L'incinérateur est en phase de « montée en charge » depuis décembre 2009.
L'incinérateur est en phase de « montée en charge » depuis décembre 2009. — P. VALASSERIS / AFP

Des bâtiments plus étanches et des portes qui se ferment plus rapidement. Depuis le début du mois de septembre, la société Evere a lancé un plan d'action pour réduire les mauvaises odeurs s'échappant par intermittence du site de l'incinérateur de déchets de Marseille, actuellement en rodage à Fos-sur-Mer.

Filtres à air
L'association Airfobep, qui organise notamment un suivi des odeurs sur toute la zone industrielle et portuaire autour de l'étang de Berre, a été saisie deux fois cet été, dont une début septembre, par des militants associatifs et des employés travaillant sur le port autonome. « Ils ont relevé une odeur de poubelle ou de pourri. En analysant la situation météo, l'émission venait d'une zone où est implanté l'incinérateur », précise le directeur d'Airfobep Jean-François Mauro. Contactée par Airfobep et par les services de l'État, Evere, qui construit et exploite l'incinérateur pour la communauté urbaine de Marseille, assure « qu'il n'y a pas eu de dysfonctionnement ».
« Tous les bâtiments sont fermés et placés en dépression, explique le porte-parole de l'entreprise. L'air est récupéré et traité. Le problème ne vient pas des filtres, mais du manque d'étanchéité des bâtiments. » Un problème « classique » en phase de démarrage, selon Evere. « Cela fait déjà presque un an que les fours fonctionnent, je ne vois pas comment on peut faire pour rendre l'installation totalement étanche », critique Daniel Moutet, président de l'association de défense et de protection du littoral du golfe de Fos. Dans sa réponse à Airfobep, le constructeur assure au contraire que les travaux d'étanchéité permettront « de réduire toute fuite d'odeurs à l'extérieur des bâtiments ». Après une montée en puissance d'une année, le démarrage officiel de l'incinérateur devrait avoir lieu comme prévu à la fin du mois de novembre. L'installation aurait alors la capacité de brûler jusqu'à 300 000 tonnes annuelles de déchets.

Facture

Le coût des travaux d'étanchéité supplémentaire sur l'incinérateur sera payé par Evere, assure l'entreprise.

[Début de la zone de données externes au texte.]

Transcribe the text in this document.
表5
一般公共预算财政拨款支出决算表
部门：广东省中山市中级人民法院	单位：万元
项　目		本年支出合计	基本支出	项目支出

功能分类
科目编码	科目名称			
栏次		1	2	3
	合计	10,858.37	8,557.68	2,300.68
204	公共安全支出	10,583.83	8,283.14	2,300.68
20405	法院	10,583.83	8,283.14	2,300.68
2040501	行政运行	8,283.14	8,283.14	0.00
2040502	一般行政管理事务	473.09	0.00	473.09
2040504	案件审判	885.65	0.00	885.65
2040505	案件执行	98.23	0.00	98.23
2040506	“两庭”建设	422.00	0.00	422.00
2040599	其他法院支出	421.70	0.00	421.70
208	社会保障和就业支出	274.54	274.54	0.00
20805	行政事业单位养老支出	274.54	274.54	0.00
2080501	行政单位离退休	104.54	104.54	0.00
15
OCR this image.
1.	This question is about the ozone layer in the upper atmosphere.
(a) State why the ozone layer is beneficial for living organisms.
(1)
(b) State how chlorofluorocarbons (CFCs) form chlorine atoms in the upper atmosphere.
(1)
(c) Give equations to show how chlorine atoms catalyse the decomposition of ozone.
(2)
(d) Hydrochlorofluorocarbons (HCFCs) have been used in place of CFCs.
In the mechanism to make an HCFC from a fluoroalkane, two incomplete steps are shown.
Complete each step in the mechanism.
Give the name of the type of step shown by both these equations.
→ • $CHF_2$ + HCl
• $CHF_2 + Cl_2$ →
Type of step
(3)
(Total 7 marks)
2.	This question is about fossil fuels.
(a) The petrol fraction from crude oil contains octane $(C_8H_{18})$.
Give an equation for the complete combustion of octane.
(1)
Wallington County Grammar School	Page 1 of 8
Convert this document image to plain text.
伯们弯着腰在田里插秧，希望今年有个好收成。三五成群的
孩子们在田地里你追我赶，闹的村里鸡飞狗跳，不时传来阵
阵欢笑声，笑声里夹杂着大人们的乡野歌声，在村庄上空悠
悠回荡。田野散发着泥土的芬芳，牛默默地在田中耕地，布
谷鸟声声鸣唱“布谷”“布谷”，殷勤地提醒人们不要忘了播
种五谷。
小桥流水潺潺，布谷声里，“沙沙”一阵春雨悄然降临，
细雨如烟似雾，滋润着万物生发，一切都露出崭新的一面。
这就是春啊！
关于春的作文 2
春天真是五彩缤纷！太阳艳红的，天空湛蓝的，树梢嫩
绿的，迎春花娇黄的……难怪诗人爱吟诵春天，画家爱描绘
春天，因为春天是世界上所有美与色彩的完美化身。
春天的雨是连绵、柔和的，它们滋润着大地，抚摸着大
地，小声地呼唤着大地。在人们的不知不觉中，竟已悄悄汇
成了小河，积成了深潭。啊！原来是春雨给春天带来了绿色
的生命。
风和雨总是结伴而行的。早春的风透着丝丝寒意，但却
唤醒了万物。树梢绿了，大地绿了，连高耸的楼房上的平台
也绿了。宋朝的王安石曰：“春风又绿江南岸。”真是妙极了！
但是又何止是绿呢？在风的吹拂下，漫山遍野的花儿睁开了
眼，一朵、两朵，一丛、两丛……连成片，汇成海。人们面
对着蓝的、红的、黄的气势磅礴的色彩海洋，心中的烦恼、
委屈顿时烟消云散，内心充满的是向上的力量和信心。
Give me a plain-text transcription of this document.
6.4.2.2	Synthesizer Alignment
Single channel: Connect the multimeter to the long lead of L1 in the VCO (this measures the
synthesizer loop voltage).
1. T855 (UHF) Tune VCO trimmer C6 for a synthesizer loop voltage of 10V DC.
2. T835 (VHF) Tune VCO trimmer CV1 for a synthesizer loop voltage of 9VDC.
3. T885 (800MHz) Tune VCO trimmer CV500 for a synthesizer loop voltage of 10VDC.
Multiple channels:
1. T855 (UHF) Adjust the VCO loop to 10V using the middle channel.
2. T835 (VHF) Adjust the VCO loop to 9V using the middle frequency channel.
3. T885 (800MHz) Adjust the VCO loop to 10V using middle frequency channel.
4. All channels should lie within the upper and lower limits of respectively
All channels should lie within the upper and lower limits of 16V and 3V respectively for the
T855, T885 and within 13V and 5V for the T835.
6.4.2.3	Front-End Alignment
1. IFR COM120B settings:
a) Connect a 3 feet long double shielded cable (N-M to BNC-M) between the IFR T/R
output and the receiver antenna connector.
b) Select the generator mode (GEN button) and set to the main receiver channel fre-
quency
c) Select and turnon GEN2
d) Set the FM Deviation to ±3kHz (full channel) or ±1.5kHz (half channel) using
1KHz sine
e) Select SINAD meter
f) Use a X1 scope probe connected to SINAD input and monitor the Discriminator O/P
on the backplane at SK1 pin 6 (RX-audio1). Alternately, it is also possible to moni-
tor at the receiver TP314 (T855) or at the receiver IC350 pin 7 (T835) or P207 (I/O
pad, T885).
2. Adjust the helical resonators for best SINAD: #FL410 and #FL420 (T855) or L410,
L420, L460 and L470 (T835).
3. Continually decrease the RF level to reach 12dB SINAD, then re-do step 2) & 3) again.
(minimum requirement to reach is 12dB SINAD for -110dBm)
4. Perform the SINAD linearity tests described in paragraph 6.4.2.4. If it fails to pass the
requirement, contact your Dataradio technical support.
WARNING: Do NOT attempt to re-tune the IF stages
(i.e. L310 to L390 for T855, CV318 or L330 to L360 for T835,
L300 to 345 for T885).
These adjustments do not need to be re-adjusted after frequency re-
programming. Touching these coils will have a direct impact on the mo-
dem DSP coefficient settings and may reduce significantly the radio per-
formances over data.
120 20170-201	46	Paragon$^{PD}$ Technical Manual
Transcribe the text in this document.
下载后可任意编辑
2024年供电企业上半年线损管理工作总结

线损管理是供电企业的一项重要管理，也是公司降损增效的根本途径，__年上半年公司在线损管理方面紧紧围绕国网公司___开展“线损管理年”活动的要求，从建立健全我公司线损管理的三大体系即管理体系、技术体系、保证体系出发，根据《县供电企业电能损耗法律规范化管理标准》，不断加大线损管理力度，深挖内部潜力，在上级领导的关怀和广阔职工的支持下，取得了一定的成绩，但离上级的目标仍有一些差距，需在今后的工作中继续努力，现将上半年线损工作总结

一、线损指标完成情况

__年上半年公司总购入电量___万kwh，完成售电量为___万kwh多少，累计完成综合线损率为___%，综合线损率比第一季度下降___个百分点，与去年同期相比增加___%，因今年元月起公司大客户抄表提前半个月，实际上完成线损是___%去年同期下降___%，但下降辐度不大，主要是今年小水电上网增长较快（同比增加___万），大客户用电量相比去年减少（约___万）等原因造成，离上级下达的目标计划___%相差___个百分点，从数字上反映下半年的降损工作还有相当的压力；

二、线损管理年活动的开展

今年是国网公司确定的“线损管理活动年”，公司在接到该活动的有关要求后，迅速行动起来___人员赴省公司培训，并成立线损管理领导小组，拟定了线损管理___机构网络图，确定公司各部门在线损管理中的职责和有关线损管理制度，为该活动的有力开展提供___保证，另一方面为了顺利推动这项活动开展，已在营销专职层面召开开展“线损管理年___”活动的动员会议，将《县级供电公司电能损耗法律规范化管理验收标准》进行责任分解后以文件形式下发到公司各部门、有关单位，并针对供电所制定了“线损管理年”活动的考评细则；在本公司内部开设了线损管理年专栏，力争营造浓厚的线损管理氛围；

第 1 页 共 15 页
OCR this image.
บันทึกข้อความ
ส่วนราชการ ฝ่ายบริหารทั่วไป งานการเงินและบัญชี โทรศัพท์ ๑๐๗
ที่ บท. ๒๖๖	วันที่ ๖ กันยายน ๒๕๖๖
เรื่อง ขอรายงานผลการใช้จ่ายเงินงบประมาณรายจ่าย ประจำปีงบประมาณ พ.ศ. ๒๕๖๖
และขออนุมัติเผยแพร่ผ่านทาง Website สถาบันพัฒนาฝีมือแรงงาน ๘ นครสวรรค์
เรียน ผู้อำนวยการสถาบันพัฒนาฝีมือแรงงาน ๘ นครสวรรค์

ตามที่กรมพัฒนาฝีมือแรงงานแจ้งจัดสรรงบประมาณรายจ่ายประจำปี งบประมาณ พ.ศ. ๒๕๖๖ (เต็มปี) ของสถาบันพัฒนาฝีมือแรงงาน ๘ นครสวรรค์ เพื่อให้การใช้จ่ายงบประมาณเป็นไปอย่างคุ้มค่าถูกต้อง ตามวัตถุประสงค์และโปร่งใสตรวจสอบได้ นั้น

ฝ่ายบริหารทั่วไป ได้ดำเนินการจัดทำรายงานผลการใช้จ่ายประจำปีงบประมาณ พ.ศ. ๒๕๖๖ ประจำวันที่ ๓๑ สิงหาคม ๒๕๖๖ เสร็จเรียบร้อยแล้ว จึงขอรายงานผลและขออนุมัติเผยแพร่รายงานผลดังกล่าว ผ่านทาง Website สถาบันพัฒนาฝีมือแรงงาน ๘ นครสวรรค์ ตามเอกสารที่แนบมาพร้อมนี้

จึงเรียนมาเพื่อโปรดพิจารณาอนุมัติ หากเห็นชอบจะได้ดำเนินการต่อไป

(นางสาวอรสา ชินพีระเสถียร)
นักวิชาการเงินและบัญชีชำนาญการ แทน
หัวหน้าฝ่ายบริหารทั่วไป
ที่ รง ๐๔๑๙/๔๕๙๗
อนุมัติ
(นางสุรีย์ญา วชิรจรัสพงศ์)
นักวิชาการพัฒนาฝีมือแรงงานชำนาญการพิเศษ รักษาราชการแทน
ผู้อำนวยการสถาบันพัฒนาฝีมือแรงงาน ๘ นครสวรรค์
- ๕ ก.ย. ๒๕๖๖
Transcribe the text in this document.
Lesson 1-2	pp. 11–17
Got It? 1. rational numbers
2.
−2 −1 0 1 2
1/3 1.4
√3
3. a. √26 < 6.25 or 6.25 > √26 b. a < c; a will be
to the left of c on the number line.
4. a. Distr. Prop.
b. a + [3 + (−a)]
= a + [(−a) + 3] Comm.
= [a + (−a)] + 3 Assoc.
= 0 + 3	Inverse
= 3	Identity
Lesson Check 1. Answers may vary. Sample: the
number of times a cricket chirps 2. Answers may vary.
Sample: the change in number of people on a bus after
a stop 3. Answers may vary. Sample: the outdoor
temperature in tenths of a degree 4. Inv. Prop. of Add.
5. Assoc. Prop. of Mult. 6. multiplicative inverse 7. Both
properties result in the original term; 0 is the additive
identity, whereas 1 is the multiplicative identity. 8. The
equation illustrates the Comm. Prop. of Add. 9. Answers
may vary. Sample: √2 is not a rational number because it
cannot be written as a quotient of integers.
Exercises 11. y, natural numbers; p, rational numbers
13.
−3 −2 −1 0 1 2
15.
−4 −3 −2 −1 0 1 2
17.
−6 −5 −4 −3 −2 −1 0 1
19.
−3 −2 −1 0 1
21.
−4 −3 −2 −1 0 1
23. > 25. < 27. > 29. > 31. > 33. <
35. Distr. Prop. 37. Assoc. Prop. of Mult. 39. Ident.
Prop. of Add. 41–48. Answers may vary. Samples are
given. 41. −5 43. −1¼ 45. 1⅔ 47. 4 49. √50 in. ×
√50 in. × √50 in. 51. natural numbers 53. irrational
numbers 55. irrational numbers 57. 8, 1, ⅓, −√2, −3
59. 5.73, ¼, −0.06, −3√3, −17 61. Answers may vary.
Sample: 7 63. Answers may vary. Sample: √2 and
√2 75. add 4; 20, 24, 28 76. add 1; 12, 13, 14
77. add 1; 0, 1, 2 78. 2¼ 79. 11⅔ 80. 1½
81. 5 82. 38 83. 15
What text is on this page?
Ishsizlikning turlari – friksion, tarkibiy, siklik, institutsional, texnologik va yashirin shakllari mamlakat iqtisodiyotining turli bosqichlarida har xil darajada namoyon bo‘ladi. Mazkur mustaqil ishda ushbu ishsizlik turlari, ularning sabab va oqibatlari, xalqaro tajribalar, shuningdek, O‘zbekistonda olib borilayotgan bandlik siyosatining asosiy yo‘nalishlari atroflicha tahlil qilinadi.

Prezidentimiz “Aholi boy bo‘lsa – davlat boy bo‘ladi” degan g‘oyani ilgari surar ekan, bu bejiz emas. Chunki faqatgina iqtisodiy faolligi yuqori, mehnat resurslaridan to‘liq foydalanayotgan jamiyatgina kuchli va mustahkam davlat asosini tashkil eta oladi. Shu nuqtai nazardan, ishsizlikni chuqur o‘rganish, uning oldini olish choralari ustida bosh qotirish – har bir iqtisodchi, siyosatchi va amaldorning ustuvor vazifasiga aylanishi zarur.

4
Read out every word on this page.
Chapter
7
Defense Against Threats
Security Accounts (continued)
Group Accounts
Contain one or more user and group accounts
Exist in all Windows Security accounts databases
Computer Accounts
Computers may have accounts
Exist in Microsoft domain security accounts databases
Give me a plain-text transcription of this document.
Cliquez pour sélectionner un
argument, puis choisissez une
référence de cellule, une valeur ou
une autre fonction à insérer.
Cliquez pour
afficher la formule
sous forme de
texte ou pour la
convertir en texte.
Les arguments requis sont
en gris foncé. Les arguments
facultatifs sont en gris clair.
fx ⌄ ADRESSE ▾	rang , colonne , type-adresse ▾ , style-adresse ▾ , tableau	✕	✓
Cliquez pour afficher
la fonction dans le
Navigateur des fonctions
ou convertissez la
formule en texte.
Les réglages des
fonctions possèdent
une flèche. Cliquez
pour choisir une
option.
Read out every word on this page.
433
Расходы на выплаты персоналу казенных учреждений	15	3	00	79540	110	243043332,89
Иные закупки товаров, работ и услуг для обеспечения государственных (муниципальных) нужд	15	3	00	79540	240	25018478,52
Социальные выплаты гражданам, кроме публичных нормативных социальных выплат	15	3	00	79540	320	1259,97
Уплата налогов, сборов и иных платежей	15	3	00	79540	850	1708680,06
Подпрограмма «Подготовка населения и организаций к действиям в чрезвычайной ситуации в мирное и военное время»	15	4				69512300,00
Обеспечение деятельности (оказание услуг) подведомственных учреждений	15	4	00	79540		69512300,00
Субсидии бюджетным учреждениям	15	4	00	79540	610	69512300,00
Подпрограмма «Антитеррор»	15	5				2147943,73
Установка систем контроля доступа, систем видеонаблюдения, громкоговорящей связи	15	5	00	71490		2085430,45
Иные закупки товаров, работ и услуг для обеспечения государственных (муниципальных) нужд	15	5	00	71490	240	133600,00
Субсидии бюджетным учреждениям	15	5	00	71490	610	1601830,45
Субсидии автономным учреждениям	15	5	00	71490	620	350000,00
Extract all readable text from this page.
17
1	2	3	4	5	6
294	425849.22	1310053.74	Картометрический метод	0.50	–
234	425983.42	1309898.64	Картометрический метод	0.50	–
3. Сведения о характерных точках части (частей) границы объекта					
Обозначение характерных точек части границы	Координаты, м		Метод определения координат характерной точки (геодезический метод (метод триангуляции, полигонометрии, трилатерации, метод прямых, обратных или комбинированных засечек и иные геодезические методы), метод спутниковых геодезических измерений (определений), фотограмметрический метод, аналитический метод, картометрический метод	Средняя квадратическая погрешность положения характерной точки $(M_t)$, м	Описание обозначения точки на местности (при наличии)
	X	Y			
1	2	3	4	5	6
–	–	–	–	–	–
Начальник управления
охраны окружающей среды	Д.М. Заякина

Passé de 280 à 460 millions d'euros - sans compter la rallonge de 60 millions liée à l'extension de la méthanisation -, le coût total de l'incinérateur fait toujours l'objet d'un bras de fer entre le constructeur-exploitant et Marseille Provence Métropole. La communauté urbaine conteste plus de 100 millions d'euros de travaux. Le litige devrait faire l'objet d'un arbitrage en justice.